A circle is divided into 12 equal segments by 12 lines emanating from the center. With the exception of 120 degrees and 330 degrees, all of the segments are labeled in 30-degree increments. At 120 degrees and 330 degrees, the segments are labeled as time on a clock.
A circle measures 360 degrees. If this circle were marked with numbers like a clock, every number would represent 30 degrees farther from 0 and closer to 360 degrees. If an angle marker typically found at 11:00 were to rotate to the place normally marked for 4:00, what is the degree measure of the angle formed moving clockwise?
To find the degree measure of the angle formed moving clockwise from 11:00 to 4:00, we need to calculate the difference between these two points on the circle.
From 11:00 to 12:00, there is a 30-degree increment. From 12:00 to 4:00, there are 4 increments of 30 degrees each, totaling 120 degrees.
So, the angle formed moving clockwise from 11:00 to 4:00 is 30 degrees + 120 degrees = 150 degrees.
To find the degree measure of the angle formed by moving the angle marker from 11:00 to 4:00, we need to calculate the difference between these two positions.
From the image, we can see that the angle marker at 11:00 is labeled as 330 degrees on the circle. The angle marker at 4:00 is not labeled directly, but we know it is on the segment between the 4:00 and the 5:00 positions.
Since each segment is labeled in 30-degree increments, the segment between 4:00 and 5:00 represents 30 degrees. Therefore, the angle marker at 4:00 is at 360 degrees - 30 degrees = 330 degrees.
Now, we can calculate the difference between 330 degrees (11:00) and 330 degrees (4:00):
330 degrees (11:00) - 330 degrees (4:00) = 0 degrees.

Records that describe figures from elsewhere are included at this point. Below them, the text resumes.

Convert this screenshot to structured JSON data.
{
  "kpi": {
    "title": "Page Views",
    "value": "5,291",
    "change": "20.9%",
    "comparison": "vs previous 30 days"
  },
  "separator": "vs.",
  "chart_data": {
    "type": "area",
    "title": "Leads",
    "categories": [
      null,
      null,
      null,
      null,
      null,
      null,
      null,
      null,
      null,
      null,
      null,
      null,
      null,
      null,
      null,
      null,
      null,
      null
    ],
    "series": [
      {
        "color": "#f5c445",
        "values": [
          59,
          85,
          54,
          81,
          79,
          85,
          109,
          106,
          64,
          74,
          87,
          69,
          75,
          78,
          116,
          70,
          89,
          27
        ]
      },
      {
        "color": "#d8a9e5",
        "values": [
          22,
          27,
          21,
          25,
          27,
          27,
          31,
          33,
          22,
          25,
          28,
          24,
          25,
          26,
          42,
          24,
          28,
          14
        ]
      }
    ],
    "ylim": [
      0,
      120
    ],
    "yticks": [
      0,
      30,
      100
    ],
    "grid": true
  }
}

Therefore, the degree measure of the angle formed by moving the angle marker from 11:00 to 4:00, clockwise, is 0 degrees.
To find the degree measure of the angle formed when the angle marker typically found at 11:00 rotates to the place normally marked for 4:00, we need to determine the clockwise distance between these two positions on the circle.
First, let's identify the degree measure for each position. From the information given, we know that the segments are labeled in 30-degree increments. The segment at 11:00 is labeled as 330 degrees, while the segment at 4:00 is labeled as 120 degrees.
To find the clockwise distance between these two positions, we subtract the degree measures:
120 degrees - 330 degrees = -210 degrees
However, we need to consider that angles can be measured either clockwise or counterclockwise. In this case, we are interested in the clockwise direction. Since a full circle measures 360 degrees, we can add 360 degrees to ensure a positive clockwise measure:
-210 degrees + 360 degrees = 150 degrees
Therefore, the degree measure of the angle formed when the angle marker rotates from 11:00 to 4:00 clockwise is 150 degrees.